O procurador-geral do Ministério Público de Pernambuco (MPPE), José Paulo Xavier, afirmou que o órgão mantém uma relação institucional republicana com os poderes Executivo, Legislativo e Judiciário do estado, destacando que a atuação do Ministério Público é pautada pela fiscalização dos gestores e pela promoção do diálogo em benefício da sociedade. As declarações foram feitas durante entrevista à Rádio Folha 96,7 FM, na manhã desta sexta-feira (23).
Segundo Xavier, não cabe ao MPPE substituir o papel de governadores, prefeitos ou parlamentares, mas exercer o dever constitucional de cobrar, acompanhar e fiscalizar a atuação do poder público. Ele ressaltou que essa postura se torna ainda mais relevante em anos eleitorais, quando decisões administrativas ganham maior impacto social e exigem responsabilidade redobrada dos gestores.
O procurador-geral também defendeu que o Ministério Público atue como agente de conciliação, evitando a judicialização excessiva de conflitos que podem ser solucionados por meio do diálogo. Para ele, criar uma cultura em que tudo é levado ao Judiciário não contribui para a construção de soluções mais rápidas e eficazes para a população.

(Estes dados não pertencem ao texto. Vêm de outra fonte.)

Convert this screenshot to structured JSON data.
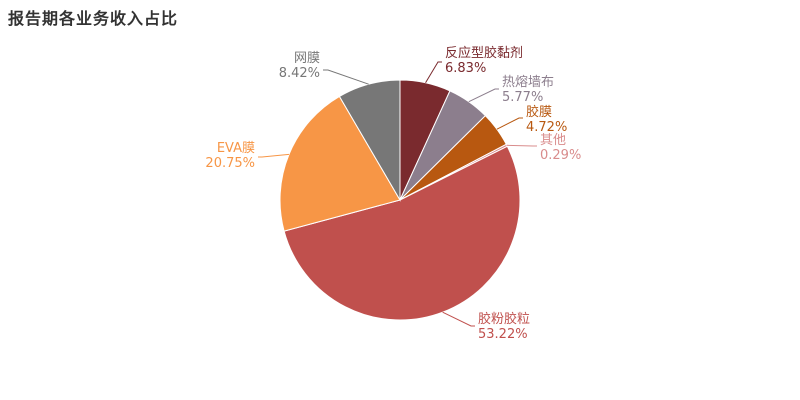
{
  "chart_data": {
    "type": "pie",
    "title": "报告期各业务收入占比",
    "slices": [
      {
        "name": "反应型胶黏剂",
        "label": "6.83%",
        "value": 6.83,
        "color": "#7a2a2e"
      },
      {
        "name": "热熔墙布",
        "label": "5.77%",
        "value": 5.77,
        "color": "#8c7e8d"
      },
      {
        "name": "胶膜",
        "label": "4.72%",
        "value": 4.72,
        "color": "#b85810"
      },
      {
        "name": "其他",
        "label": "0.29%",
        "value": 0.29,
        "color": "#d98c8c"
      },
      {
        "name": "胶粉胶粒",
        "label": "53.22%",
        "value": 53.22,
        "color": "#c0504d"
      },
      {
        "name": "EVA膜",
        "label": "20.75%",
        "value": 20.75,
        "color": "#f79646"
      },
      {
        "name": "网膜",
        "label": "8.42%",
        "value": 8.42,
        "color": "#777777"
      }
    ],
    "start_angle_deg": 0,
    "direction": "clockwise"
  }
}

José Paulo Xavier reforçou ainda que membros e servidores do MPPE não devem atuar politicamente nem servir a interesses particulares. Conforme explicou, o Ministério Público não integra nenhum dos três poderes e exerce suas funções com independência, apurando denúncias de forma técnica, jurídica e democrática. “A política deve permanecer no campo político”, afirmou, ao alertar promotores e procuradores para que não sejam instrumentalizados.

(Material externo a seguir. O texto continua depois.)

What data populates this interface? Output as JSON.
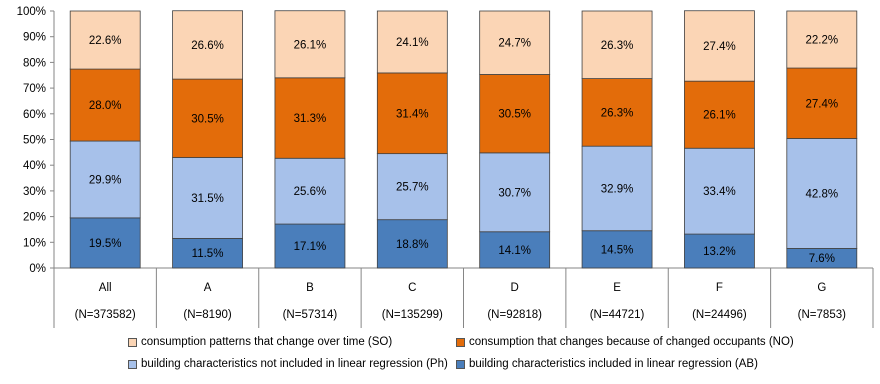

Durante a entrevista, o procurador-geral destacou que os tempos da política e do sistema de Justiça são distintos e que os procedimentos legais precisam seguir ritos próprios, respeitando o devido processo. Ele frisou que a atuação do MPPE deve ser guiada pela legalidade, ainda que haja pressões externas por respostas imediatas.
Ao comentar as prioridades de sua gestão, Xavier apontou a ampliação dos canais de diálogo com a sociedade como uma das principais metas desde que assumiu o comando do órgão. Nesse contexto, mencionou a criação e o fortalecimento de núcleos de apoio, como os voltados à proteção das mulheres, da população idosa, da comunidade LGBTQIAPN+ e, mais recentemente, um núcleo dedicado à mediação de conflitos fundiários, com foco no direito à moradia.
Por fim, o chefe do MPPE destacou a necessidade de interiorizar a gestão, levando a estrutura do Ministério Público para mais perto da população do interior do estado, por meio da implantação de novos centros de apoio, ampliando o alcance das ações institucionais em Pernambuco.